If you've achieved this $70,000, you can say goodbye to the Medicaid option (requires you to earn less than approximately $1,000/month).
So that leaves us with self-fund vs long-term care insurance.
Per the man/the myth/the legend Dave Ramsey's own calculations:
The median cost of a semi-private nursing home room in the US is $85,000/year.
So we're a little short with our $70,000 income.
That being said, assisted living comes out to only about $45,000 so its' doable for a bit.
The average cost of long-term care insurance is a $2,700/year premium.
You would start paying this when you are 60 and it typically covers up to 6 years of long-term care. (Men typically need it for 1.5 years and women typically need it for 2.5 years according to this article).

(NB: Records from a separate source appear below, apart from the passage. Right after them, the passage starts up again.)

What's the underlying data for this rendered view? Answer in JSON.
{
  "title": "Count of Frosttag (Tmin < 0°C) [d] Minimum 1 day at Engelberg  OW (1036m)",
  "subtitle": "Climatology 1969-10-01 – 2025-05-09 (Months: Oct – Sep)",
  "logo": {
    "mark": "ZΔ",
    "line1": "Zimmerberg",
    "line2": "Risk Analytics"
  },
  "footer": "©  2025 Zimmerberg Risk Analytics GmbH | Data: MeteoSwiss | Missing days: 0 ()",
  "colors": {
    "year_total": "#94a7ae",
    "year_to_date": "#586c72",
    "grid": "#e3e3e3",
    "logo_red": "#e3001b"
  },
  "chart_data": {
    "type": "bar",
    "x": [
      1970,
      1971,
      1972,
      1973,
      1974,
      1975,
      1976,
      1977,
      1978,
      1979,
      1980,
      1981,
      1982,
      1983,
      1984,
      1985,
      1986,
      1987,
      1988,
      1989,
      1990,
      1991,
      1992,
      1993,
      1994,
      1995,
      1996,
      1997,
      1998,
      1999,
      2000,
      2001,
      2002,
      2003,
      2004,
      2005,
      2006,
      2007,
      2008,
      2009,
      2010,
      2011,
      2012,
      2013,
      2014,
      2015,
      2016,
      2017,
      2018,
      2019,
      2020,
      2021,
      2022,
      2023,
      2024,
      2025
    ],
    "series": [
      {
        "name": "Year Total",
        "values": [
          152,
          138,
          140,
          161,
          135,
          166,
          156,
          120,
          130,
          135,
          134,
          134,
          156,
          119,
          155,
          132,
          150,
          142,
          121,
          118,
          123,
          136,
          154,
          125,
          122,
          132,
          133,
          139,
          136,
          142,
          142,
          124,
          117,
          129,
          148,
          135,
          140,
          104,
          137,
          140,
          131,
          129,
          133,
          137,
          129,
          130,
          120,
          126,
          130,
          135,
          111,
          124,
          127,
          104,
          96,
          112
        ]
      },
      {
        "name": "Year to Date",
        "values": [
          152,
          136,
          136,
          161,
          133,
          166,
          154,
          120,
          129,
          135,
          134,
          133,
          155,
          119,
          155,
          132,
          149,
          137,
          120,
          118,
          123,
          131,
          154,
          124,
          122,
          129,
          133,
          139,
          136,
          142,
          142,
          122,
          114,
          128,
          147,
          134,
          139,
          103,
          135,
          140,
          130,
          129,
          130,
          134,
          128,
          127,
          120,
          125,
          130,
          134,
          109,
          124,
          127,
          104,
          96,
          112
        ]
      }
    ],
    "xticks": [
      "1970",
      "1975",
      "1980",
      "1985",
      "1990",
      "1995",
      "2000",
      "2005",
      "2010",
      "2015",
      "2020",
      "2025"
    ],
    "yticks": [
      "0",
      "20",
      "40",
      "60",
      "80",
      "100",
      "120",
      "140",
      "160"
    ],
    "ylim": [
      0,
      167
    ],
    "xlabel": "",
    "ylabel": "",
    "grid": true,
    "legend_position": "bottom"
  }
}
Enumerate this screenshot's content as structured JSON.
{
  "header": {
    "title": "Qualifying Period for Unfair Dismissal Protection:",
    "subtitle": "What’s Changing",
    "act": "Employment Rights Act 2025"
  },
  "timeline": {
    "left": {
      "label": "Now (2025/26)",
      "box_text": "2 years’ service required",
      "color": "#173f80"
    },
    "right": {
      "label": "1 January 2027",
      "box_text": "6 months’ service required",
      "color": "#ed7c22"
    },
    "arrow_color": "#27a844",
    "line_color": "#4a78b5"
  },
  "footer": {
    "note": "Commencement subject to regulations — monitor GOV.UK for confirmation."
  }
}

As a quick side note, I have to assume that by implying the only "need" it for that many years is the equivalent of saying most of these people die after 1 or 2 years after being put into a home. Morbid, but no other articles address this directly.
So the point being- with our $70,000 salary, we can afford to pay for assisted living as we get older & pay the premiums for long-term care insurance to cover our final days at the home.
If we went the self-funded route, no insurance, we could actually afford to cover the extra $20,000 we'd need for the semi-private room under both the 30 year and the 40-year plan (barely, but we could). This is calculated by simply taking our $70k/year income and dividing the $90,000 we had left under the 40-year plan into 2 (for the 2 years of full-time care we need before we kick the bucket).
It's a narrow margin, but the basic math works.
So in summation:
A nest egg of approximately $700,000 will do the trick if you can live off of $40,000/year (adjusted for inflation since your all in on stocks) and have $2,500 in social security/401k (retirement account) income/drawdown capacity if you are attempting to retire by 40.
I would personally recommend adding in a 20% buffer layer (extra $140,000) but it is entirely dependent on your personal risk tolerance.